Artist

Sara Evans

Genre: Country ,Country-Pop ,Neo-Traditionalist Country
Origin: U.S.A
Active: 1980 - Present
Listen on Coda
Evans draws from the traditions of mid-century country while occupying a space between C&W revivalism and present-day country-pop. The ballad “No Place That Far,” title track of her second album, delivered her first number one Country single in 1998, after which she maintained chart dominance through the following decade by returning often to powerful-voiced ballads yet also revisiting Bakersfield honky tonk on successes such as “Suds in the Bucket.” She sustained visibility through reality television and game-show appearances across the 2010s, including a turn on the ninth season of The Masked Singer, while still issuing recordings such as the 2024 album Unbroke.

Raised in modest circumstances in rural Missouri, Evans joined her family’s band at age four and cut tracks in Nashville only a few years afterward. She relocated to Oregon in 1992 and continued performing under the name Sara Evans & North Santiam, opening for Willie Nelson and Tim McGraw among other acts, before heading back to Nashville to rebuild her career. There she impressed Howard enough that he recommended her to RCA executives, who paired her with producer Pete Anderson, a veteran of many albums by Dwight Yoakam. Following the July 1997 release of her debut album Three Chords and the Truth, Evans received the distinction of being handpicked by George Jones to open a special Nashville concert. No Place That Far arrived a year later, crossed into the U.S. pop charts, and eventually earned gold certification. Her major breakthrough arrived with 2000’s Born to Fly; the title track scored a substantial hit while the album reached the Top Ten of Billboard’s country charts and achieved double-platinum status.
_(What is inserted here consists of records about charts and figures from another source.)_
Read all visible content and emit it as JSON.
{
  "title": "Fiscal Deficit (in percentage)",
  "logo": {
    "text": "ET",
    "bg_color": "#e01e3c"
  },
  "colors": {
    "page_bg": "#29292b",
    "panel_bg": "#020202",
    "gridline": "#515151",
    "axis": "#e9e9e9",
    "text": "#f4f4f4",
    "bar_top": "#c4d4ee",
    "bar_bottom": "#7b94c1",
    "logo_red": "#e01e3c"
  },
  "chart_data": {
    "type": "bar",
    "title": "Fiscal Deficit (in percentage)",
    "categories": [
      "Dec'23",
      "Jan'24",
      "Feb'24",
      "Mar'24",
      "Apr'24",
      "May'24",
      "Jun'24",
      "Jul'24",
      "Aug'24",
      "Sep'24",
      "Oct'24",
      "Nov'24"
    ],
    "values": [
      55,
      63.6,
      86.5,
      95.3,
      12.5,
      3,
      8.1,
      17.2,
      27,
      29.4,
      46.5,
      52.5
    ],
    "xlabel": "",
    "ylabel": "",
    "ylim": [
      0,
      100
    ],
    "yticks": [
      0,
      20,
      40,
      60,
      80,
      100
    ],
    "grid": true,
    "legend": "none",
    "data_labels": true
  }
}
She returned in 2003 with Restless, whose country chart-topper “Backseat of a Greyhound Bus” made it her highest-charting album to that point. Fifth studio album Real Fine Place appeared in 2005, and its title track became her fourth number one country hit. The 2007 compilation Greatest Hits contained four new recordings headed by the Top 20 single “As If.”

Evans reemerged in early 2011 with Stronger. Issued six years after Real Fine Place, the set ascended to the summit of the country album charts while the single “A Little Bit Stronger” topped the country singles charts. Reentering the studio in November 2012 alongside producer Mark Bright, she recorded her seventh studio album Slow Me Down. Preceded by the 2013 release of the title track, which promptly reached the country Top 20, the album arrived in early March 2014. After issuing the holiday album At Christmas in November 2014, Evans departed RCA Nashville in 2015. In 2017 she established her own RED-distributed imprint, Born to Fly, and released Words that July.

Two years later she issued Copy That, an eclectic collection of covers centered on classic pop hits from the ’70s and ’80s yet also featuring Old Crow Medicine Show on an old-timey reading of Hank Williams’ “I’m So Lonesome I Could Cry.”

Early in 2023 Evans competed on the ninth season of The Masked Singer; near year’s end she was inducted as a member of the Grand Ole Opry. Around the same period she signed with Melody Place Records, the label that released her eleventh album, Unbroke, in June 2024. Co-produced by Jeff Trott, a frequent collaborator with Sheryl Crow, Unbroke traced a reconciliation with her second husband, and its arrival coincided with the launch of the podcast Diving in Deep with Sara Evans.